ABA praises standards to prevent prison rape

American Bar Association President Wm. T. Robinson III recently sent a letter to U.S. Attorney General Eric Holder praising the U.S. Department of Justice’s adoption of comprehensive national standards to prevent prison rape.

“The Department of Justice gave serious and thoughtful consideration to the comments it received from the ABA and other interested individuals and organizations,” Robinson said. “We commend the department for significantly advancing Congress’s goal of establishing a ‘zero-tolerance standard’ for the incidence of sexual abuse in U.S. prisons, jails and other facilities.”

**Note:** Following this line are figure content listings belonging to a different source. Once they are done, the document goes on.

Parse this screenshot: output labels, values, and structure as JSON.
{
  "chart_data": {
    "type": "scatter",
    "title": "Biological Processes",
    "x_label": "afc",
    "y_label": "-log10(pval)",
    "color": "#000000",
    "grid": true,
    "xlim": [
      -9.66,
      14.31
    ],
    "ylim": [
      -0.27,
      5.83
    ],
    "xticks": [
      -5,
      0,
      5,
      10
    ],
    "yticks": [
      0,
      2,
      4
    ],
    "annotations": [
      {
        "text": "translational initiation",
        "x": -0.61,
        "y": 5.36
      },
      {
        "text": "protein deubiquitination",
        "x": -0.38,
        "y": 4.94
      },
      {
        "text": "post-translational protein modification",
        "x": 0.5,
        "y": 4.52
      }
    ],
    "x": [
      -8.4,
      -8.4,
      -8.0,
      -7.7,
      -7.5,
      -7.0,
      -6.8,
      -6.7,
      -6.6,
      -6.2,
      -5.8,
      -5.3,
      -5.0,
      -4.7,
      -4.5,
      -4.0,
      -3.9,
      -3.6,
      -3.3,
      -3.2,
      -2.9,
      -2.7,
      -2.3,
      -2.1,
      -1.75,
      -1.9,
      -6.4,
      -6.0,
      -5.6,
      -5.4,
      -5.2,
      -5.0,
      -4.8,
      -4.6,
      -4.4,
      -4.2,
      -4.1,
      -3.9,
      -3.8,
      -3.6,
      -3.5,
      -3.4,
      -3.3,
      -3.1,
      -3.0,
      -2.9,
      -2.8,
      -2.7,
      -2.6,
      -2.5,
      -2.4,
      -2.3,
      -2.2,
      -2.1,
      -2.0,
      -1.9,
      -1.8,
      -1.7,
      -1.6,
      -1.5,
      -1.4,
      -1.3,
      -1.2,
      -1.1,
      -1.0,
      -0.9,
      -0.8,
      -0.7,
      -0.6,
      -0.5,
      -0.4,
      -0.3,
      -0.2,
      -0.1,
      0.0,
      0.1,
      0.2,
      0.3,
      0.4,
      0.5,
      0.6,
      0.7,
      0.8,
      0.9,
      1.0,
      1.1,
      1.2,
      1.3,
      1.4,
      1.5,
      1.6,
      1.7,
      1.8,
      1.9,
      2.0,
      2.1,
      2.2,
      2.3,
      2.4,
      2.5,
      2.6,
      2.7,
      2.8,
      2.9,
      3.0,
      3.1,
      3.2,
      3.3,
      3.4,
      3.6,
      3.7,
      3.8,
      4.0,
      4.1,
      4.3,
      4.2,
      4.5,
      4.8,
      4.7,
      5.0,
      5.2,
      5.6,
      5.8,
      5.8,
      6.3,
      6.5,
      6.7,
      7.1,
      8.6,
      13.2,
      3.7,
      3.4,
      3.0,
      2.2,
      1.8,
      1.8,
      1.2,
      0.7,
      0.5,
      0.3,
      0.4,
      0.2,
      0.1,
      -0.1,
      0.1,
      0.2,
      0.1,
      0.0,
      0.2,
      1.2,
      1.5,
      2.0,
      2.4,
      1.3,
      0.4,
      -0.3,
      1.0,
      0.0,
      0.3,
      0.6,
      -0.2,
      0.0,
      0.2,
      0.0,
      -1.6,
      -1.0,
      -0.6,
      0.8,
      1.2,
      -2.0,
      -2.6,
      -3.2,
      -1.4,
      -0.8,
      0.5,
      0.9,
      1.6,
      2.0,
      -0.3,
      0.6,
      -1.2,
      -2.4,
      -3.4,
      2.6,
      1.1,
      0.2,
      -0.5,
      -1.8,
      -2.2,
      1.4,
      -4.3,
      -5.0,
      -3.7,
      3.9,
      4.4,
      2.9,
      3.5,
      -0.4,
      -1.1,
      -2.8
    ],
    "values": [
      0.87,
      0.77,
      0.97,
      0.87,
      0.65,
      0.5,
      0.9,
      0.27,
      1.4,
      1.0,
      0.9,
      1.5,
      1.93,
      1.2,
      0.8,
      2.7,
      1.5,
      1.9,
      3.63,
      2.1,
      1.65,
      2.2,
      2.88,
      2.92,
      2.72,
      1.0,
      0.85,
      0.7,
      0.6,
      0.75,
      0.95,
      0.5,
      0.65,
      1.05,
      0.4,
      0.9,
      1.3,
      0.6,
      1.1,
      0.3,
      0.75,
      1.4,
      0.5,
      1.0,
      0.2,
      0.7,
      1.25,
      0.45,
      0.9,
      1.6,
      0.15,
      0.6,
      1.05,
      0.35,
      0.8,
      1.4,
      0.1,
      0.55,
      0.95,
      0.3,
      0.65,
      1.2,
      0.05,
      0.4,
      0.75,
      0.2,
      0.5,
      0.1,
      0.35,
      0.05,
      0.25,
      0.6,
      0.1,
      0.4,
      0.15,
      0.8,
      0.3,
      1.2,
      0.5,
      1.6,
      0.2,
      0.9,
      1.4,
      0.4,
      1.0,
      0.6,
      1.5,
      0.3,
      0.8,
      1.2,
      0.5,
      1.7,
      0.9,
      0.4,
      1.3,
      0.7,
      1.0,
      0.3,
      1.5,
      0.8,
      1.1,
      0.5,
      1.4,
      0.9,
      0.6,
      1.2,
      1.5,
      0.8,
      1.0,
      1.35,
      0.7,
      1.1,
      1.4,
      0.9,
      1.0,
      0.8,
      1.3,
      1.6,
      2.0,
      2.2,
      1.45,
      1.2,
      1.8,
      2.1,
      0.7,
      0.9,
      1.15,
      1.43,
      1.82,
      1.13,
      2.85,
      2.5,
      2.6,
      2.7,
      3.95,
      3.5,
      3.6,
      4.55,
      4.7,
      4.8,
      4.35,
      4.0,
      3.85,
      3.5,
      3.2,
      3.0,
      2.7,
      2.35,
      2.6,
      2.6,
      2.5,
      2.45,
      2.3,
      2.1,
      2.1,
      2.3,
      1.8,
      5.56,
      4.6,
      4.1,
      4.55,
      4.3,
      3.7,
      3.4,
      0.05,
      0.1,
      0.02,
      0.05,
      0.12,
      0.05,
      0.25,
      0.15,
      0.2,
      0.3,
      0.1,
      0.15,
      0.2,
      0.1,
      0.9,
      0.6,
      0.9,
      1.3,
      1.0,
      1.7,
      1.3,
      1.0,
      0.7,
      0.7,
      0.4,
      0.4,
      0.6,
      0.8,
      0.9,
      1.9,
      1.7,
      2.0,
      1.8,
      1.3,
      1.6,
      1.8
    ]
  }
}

The ABA is calling on all branches of the federal government, states and localities to implement these standards as a necessary step toward ensuring the human rights and dignity of prisoners.

Earlier this month. the Department of Justice released a final rule to prevent, detect and respond to sexual abuse in confinement facilities, in accordance with the Prison Rape Elimination Act of 2003.

Supported by a bipartisan coalition of criminal justice, civil rights and religious organizations, PREA was passed unanimously by Congress and signed into law by President George W. Bush in 2003. 

The legislation directed a bipartisan national commission to recommend, and the attorney general to adopt, comprehensive national standards on the detection, prevention, reduction and punishment of prison rape.

In February 2011, the Justice Department requested comments on its proposed PREA standards. 

In April 2011, the ABA submitted comments based on the ABA Criminal Justice Standards on the Treatment of Prisoners, which were adopted by the ABA House of Delegates in February 2010 and express the policy of the ABA.